Il ne faut pas s’y méprendre, les GAFAM ne sont pas inébranlables, des leviers de pression existent. La régulation par le cours de la bourse et les convictions éthiques des salariés sont des éléments à ne pas ignorer. Il est déjà arrivé, notamment chez Google, que des employés obligent leur entreprise à modifier leurs orientations commerciales.
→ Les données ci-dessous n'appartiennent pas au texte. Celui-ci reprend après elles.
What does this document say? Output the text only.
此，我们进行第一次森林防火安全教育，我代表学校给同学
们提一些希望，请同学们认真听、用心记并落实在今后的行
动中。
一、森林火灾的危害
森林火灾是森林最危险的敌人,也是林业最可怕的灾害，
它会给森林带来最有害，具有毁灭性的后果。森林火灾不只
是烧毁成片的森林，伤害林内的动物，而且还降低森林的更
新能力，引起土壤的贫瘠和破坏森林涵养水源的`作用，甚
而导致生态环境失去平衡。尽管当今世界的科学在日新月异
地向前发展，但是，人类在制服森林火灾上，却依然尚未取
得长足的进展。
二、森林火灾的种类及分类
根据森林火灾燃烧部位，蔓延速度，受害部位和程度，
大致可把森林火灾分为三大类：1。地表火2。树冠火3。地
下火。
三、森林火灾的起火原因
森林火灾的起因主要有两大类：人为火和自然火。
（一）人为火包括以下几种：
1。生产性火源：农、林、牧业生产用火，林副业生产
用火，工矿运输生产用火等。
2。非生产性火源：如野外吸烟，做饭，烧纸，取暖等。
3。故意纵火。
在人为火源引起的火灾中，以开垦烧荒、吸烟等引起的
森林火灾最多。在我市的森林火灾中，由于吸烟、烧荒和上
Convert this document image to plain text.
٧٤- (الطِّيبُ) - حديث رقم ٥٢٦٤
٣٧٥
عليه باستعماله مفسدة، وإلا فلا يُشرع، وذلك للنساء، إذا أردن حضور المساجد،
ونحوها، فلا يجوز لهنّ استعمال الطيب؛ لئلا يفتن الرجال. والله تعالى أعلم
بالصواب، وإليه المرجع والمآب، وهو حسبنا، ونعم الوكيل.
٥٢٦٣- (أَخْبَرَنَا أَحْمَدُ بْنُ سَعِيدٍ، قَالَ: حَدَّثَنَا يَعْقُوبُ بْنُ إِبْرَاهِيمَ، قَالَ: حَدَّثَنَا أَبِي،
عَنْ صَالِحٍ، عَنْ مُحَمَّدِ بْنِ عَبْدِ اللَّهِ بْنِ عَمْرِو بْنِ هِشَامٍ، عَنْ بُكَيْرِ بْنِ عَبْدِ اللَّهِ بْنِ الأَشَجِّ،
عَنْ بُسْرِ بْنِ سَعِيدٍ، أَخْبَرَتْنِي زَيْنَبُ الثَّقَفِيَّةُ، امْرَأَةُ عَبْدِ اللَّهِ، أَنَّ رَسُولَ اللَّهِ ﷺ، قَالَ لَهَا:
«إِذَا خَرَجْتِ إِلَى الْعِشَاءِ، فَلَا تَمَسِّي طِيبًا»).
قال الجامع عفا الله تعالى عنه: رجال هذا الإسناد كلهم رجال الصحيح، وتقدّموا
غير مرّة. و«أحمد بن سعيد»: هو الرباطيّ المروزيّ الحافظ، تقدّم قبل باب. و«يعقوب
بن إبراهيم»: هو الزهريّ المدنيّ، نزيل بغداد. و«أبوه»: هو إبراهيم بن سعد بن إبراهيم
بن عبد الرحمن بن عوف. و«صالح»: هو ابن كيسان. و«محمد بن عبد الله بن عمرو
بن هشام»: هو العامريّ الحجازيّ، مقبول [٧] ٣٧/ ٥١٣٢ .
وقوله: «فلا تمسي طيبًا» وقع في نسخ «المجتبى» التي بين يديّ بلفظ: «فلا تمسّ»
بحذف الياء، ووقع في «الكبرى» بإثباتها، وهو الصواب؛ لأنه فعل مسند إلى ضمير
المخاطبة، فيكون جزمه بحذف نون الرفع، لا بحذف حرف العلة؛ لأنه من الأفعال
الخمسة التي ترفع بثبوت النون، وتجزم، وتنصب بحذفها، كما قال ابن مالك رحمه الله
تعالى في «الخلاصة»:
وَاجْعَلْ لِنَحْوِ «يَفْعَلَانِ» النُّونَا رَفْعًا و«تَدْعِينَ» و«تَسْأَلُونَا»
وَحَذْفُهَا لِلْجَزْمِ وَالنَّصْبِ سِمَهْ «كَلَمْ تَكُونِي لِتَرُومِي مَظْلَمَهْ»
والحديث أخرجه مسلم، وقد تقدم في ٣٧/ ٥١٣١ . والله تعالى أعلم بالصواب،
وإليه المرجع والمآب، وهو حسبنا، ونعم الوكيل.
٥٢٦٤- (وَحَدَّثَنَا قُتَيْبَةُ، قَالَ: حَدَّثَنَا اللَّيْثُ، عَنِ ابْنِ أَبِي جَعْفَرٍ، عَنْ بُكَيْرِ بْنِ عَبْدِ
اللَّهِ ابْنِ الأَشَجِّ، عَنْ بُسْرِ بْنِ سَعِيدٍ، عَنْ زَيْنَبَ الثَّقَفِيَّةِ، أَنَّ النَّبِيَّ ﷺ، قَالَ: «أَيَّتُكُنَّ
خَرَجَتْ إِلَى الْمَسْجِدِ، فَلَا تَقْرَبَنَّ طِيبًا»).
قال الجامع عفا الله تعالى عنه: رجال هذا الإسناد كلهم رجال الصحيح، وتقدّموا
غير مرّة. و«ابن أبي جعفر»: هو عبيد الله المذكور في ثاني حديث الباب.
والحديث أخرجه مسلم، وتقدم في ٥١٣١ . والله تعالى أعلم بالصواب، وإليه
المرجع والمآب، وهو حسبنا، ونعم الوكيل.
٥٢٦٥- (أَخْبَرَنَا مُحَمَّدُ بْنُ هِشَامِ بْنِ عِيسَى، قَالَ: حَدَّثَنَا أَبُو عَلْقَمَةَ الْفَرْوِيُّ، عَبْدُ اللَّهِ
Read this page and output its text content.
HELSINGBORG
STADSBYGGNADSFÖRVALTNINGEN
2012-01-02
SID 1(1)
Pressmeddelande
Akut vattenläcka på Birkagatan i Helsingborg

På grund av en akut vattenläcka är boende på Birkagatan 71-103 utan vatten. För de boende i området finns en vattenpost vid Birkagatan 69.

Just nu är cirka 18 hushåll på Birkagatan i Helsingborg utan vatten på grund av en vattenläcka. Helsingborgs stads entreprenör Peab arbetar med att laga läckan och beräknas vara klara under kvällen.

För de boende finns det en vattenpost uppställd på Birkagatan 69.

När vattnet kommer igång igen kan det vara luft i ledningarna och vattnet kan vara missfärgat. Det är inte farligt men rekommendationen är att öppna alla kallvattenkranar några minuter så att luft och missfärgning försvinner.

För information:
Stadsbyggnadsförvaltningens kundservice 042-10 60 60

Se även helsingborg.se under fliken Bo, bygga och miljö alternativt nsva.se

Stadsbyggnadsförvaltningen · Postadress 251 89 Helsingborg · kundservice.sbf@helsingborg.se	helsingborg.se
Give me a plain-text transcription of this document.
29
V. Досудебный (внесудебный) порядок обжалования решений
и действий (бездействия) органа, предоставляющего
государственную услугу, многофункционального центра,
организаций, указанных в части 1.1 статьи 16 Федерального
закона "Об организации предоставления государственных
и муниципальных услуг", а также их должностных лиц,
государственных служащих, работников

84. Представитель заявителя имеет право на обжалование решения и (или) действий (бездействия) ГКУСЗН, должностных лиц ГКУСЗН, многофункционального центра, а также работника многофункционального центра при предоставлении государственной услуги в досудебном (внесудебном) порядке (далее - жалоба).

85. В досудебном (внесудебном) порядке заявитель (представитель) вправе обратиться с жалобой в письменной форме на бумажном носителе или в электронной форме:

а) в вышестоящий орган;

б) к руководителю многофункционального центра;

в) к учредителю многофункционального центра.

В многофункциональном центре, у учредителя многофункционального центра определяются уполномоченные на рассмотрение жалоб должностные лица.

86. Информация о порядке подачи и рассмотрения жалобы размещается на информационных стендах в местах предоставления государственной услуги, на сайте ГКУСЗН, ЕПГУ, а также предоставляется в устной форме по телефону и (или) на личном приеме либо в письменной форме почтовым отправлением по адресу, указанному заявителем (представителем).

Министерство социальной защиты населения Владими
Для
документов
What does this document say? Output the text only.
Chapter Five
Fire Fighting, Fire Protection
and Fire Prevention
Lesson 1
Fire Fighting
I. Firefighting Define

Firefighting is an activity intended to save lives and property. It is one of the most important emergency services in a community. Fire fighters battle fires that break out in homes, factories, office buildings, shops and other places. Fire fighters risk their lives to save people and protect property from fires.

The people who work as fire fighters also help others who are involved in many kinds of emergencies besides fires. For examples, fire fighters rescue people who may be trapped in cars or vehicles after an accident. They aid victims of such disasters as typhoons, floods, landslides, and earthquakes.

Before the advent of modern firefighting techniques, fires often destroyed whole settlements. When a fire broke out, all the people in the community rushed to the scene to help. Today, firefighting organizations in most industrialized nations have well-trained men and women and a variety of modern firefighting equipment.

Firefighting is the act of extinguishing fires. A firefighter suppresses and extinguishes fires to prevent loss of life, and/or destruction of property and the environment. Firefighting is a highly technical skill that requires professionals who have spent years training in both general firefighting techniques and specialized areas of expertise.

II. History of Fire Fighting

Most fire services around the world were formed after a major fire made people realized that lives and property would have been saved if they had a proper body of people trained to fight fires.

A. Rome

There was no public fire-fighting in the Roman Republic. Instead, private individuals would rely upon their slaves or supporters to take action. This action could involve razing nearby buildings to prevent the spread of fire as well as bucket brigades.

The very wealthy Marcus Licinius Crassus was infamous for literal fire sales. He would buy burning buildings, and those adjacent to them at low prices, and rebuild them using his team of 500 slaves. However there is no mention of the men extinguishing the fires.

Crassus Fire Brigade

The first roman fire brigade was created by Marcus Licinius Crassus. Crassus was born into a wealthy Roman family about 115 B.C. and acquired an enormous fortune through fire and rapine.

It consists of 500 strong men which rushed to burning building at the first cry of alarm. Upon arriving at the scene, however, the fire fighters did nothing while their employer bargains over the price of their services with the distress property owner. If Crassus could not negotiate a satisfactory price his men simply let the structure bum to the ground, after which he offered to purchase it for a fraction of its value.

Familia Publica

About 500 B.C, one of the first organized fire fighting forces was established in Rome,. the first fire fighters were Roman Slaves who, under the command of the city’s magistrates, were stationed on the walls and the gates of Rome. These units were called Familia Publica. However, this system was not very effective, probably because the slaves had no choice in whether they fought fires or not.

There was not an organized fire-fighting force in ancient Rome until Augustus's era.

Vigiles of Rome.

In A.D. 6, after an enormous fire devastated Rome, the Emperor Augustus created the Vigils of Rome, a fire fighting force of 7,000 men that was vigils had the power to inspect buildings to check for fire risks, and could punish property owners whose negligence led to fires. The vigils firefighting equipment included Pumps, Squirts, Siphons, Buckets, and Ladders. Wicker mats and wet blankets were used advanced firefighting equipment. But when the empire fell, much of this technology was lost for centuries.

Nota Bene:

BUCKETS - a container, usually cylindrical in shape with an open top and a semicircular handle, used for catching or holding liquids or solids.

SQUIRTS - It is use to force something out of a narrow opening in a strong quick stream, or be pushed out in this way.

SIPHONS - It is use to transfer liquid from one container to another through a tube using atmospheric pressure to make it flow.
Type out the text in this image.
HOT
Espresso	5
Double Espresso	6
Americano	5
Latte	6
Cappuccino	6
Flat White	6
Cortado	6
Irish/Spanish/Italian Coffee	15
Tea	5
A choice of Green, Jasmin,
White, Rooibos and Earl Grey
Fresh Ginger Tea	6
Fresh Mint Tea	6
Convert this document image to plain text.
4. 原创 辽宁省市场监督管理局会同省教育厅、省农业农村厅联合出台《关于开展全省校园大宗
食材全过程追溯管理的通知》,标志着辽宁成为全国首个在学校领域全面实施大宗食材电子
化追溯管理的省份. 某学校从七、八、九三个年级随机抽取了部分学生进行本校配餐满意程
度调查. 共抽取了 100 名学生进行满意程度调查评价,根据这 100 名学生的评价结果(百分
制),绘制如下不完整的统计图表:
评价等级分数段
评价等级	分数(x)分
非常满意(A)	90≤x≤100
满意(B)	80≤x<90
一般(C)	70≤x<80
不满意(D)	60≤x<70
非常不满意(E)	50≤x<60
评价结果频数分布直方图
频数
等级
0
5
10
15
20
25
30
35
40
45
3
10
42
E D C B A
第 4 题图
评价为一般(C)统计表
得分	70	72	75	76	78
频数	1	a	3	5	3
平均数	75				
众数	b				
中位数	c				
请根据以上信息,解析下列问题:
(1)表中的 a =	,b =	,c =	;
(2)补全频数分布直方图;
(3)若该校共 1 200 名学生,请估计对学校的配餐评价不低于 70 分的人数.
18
La France, et plus globalement l’Europe, a mis en place un ensemble de lois pour protéger les données personnelles des citoyens européens de l’appétit vorace des GAFAM. On pense évidemment au Privacy Shield et au RGPD. Pour atteindre sa souveraineté, il est possible, voire vital pour la France, de réaliser des actions politiques concrètes, pragmatiques et crédibles. Ces lois font partie du bouclier légal mis en place par l’Europe, elle en a même adapté les sanctions spécifiquement pour les GAFAM. Malheureusement, les amendes paraissent toujours dérisoires vis-à-vis des revenus engrangés par les Goliath américains.

 

Les challengers Français & Européens

Le Cloud est un outil majeur pour que la France puisse remporter sa souveraineté, elle a plusieurs champions, Scaleway, OVH, Outscale, etc. mais pour autant nous assumons un certain retard technologique sur les GAFAM et les BATX, les champions américains et chinois. Il est à noter que les ligues de champions des super puissances étrangères ont été gavées aux aides étatiques pour s’accroître à grande échelle rapidement. Les champions français nécessitent des investissements aussi colossaux pour espérer combler l’écart.

 

S’unifier autour de l’Europe, le projet Gaia-X

Le projet Gaia-X, fer de lance de la bataille pour la souveraineté européenne, est au cœur de nombreux débats houleux. Scaleway en a même quitté le projet, son CEO désignant le projet comme à la fois gangréné par les GAFAM et n’allant pas dans la bonne direction. Gaia-X se veut de fédérer les acteurs du cloud et des données en Europe, mais ses objectifs et son carnet de route restent encore floues.

 

Le mot de la fin

La souveraineté française, les actions qui ont été prises, qui sont menées et prévues, sont nombreuses. On peut reconnaître qu’aujourd’hui la France n’a pas atteint sa souveraineté numérique et ne dispose toujours pas assez d’éléments pour que ce soit le cas. De nombreuses initiatives ont été entreprises : certaines avec succès, d’autres sans. Pour atteindre sa souveraineté, la France doit investir mais elle semble peiner à identifier les bons chevaux sur lesquels miser. En 2019, le rapport sénatorial de la commission d'enquête sur la souveraineté numérique avait établi un contexte réaliste et émis plusieurs propositions. Plusieurs projets en ont découlé mais malheureusement 2 ans plus tard, on peine à identifier de véritables avancées sur le sujet. Tant que la France dépendra des GAFAM cet objectif ne pourra pas être atteint.

Le sujet vous intéresse ?
Retrouvez la vision de Yan Lechelle, CEO de Scaleway, sur le Cloud Souverain.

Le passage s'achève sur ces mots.